7. The keyboard of claim 4 wherein

the first cursor control actuator comprises a means for automatically moving a cursor leftward in response to leftward transverse actuation of said actuator thereof, and

the fourth cursor control actuator comprises a means for automatically moving the cursor rightward in response to rightward transverse actuation of said actuator thereof.

8. The keyboard of claim 7 wherein

at least one of the first and fourth cursor control actuators further comprises means for effecting an alt function in response to downward depression thereof.

9. The keyboard of claim 7 wherein

at least one of the first and fourth cursor control actuators has greater height than the spacebar.

10. The keyboard of claim 1 further comprising

a region devoid of any key located between the second cursor control actuator and the first cursor control actuator wherein the distance between the second cursor control actuator and the first cursor control actuator is at least half of an inch.

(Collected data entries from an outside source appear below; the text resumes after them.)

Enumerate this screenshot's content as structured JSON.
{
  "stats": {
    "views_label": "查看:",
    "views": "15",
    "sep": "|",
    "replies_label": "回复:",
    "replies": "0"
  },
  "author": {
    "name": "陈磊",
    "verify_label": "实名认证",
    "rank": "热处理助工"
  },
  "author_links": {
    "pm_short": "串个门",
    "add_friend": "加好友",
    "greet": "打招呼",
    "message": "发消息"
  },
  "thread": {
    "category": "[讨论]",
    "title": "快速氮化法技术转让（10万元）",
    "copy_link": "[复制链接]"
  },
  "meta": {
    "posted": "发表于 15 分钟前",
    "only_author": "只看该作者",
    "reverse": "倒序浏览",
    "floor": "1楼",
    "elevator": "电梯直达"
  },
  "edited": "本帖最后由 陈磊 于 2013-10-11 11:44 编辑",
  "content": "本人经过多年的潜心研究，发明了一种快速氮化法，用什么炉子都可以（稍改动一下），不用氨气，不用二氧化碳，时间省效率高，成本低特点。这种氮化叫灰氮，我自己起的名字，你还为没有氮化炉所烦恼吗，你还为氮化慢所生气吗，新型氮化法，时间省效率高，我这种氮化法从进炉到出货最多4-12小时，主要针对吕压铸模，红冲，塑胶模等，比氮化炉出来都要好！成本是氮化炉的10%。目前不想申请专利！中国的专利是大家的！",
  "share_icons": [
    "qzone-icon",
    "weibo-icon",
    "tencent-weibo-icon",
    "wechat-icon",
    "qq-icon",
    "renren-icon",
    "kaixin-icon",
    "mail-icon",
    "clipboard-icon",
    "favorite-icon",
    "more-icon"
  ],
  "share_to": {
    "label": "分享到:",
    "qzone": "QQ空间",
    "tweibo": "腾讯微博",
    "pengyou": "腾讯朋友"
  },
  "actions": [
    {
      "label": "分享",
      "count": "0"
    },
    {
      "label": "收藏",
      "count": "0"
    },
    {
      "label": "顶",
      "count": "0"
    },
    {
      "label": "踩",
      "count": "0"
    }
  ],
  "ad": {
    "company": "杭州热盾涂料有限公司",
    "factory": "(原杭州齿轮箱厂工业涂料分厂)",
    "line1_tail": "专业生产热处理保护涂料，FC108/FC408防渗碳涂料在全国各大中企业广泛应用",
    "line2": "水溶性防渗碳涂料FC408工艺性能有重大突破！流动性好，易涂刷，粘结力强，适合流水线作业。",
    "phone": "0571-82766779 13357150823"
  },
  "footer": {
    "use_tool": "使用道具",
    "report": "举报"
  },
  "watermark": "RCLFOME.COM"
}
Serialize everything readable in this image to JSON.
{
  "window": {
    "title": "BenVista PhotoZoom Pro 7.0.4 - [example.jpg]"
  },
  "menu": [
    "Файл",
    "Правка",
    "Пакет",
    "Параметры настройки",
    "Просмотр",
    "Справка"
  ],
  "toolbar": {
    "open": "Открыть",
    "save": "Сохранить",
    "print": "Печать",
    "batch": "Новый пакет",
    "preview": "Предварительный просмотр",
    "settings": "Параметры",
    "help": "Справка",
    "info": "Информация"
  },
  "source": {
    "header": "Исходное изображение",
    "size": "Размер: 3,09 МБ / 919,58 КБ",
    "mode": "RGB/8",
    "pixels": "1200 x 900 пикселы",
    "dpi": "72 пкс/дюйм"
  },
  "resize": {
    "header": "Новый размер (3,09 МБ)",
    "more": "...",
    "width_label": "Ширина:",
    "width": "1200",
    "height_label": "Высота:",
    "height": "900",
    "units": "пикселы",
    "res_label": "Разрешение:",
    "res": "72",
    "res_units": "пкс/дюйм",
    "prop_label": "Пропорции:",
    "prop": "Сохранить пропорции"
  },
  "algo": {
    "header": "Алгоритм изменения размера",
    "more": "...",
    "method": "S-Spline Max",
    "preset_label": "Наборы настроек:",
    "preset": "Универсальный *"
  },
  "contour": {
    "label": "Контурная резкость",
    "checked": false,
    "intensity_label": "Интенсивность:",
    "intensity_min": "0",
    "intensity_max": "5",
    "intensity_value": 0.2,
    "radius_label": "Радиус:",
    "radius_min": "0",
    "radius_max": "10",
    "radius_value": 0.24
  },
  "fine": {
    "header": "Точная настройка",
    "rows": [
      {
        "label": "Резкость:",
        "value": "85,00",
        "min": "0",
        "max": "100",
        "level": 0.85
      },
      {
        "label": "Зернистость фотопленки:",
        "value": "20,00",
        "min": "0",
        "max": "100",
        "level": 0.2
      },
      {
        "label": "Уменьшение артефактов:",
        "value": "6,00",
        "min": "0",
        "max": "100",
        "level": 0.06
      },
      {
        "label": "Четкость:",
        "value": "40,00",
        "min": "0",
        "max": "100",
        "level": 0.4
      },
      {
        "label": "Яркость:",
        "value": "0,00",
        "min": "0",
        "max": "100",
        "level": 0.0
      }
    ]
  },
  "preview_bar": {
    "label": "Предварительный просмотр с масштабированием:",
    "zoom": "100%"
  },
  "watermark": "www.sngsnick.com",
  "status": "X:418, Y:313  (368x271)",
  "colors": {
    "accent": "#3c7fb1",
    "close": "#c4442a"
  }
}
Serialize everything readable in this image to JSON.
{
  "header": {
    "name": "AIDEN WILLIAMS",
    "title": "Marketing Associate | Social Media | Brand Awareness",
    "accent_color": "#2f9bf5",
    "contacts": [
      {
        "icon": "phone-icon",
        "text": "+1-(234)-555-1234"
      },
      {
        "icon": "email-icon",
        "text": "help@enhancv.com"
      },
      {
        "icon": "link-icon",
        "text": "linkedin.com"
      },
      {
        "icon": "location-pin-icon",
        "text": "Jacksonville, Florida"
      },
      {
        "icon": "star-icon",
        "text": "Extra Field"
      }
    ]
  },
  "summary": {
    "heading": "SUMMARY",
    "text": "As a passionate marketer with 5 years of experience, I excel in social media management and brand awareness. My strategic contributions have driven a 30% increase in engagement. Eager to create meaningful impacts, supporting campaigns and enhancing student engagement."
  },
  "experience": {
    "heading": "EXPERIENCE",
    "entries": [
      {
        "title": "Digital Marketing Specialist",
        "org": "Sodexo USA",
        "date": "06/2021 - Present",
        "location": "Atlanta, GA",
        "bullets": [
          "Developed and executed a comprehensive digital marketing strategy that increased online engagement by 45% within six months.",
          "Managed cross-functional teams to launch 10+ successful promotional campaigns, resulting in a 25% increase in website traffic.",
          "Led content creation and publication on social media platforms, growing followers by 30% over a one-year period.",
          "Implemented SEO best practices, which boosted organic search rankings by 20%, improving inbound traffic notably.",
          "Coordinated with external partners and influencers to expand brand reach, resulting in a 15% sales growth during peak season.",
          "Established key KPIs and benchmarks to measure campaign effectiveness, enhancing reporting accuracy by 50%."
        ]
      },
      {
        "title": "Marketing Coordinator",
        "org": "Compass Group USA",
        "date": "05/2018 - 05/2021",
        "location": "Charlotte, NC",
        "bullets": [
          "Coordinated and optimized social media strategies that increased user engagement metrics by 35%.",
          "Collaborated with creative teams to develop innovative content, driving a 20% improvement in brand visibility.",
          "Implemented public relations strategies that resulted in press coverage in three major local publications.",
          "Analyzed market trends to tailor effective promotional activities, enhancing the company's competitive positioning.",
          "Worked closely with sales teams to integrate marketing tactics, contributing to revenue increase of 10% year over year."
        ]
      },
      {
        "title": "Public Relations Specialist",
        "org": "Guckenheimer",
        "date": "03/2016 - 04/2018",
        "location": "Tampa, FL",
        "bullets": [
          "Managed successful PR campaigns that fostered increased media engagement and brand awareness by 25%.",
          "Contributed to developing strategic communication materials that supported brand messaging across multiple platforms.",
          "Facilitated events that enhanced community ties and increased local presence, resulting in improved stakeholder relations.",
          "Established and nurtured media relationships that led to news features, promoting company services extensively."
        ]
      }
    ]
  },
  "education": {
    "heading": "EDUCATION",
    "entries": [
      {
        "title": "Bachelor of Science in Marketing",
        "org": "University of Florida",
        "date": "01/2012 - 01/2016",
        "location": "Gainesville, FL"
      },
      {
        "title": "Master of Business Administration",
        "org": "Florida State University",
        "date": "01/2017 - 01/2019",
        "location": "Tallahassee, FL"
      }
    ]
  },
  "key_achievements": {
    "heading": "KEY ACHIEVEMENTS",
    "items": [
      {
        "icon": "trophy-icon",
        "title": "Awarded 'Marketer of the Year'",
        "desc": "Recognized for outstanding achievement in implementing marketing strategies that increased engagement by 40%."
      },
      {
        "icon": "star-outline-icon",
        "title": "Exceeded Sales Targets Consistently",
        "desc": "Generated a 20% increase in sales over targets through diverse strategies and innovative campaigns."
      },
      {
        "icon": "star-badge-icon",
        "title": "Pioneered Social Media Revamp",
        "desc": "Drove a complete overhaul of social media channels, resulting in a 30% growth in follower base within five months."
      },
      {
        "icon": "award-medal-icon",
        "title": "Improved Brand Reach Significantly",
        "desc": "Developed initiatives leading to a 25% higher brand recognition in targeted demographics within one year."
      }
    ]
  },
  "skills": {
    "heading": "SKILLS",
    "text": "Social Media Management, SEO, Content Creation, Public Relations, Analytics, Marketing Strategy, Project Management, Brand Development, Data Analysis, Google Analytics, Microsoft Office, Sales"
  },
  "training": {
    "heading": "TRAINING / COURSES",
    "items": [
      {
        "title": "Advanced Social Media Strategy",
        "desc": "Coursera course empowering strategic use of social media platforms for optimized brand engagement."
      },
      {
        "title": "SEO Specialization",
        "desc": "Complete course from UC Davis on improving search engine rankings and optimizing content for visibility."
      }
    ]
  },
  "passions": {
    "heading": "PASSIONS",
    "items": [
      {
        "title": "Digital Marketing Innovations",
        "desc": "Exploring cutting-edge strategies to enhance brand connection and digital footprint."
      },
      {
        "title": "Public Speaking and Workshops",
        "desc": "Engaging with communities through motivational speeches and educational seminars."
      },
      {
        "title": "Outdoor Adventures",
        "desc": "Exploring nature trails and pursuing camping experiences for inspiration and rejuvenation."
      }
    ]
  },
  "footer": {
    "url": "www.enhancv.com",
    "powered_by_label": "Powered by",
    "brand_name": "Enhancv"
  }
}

11. The keyboard of claim 1 wherein

at least one of the second and third cursor control actuators comprises an elongated key,

said at least one of the second and third cursor control actuators is located at least in part underneath at least one thumb of the touch typist, and

said at least one of the second and third cursor control actuators comprises means to provide a space in response to downward depression thereof, and wherein

one of the second and third cursor control actuators comprises means to move the cursor up in response to forward direction pressure away from the touch typist on a front side of said actuator thereof, and

the other of the second and third cursor control actuators comprises means to move the cursor down in response to forward direction pressure away from the touch typist on a front side of said actuator thereof.

12. The keyboard of claim 11 wherein

the first cursor control actuator comprises a means for moving the cursor leftward in response to leftward pressure on said first actuator thereof, and

the fourth cursor control actuator comprises means for moving the cursor rightward in response to rightward pressure on said fourth actuator thereof.

13. The keyboard of claim 1 wherein

the alphanumeric keys are arranged according to ISO standards row and column designations and each of the four transversely actuable cursor control actuators is located, at least in part, in row A.

14. The keyboard of claim 1 wherein

the alphanumeric keys are arranged according to ISO standards row and column designations,

each of the four transversely actuable cursor control actuators is located, at least in part, in row A,

the first said actuator is located, at least in part, in one of columns 01, 02 and 03,

the second said actuator is located, at least in part, in one of columns 03, 04 and 05,

the third said actuator is located, at least in part, in one of columns 05, 06, 07, and 08, and

the fourth said actuator is located, at least in part, in one of columns 07, 08, 09 and 10.

15. The keyboard of claim 1 wherein

at least one of the first and fourth cursor control actuators further comprises means for automatically effecting an alt function in response to actuation thereof, and

at least one of the second and third cursor control actuators further comprises means for automatically providing a space in response to actuation thereof.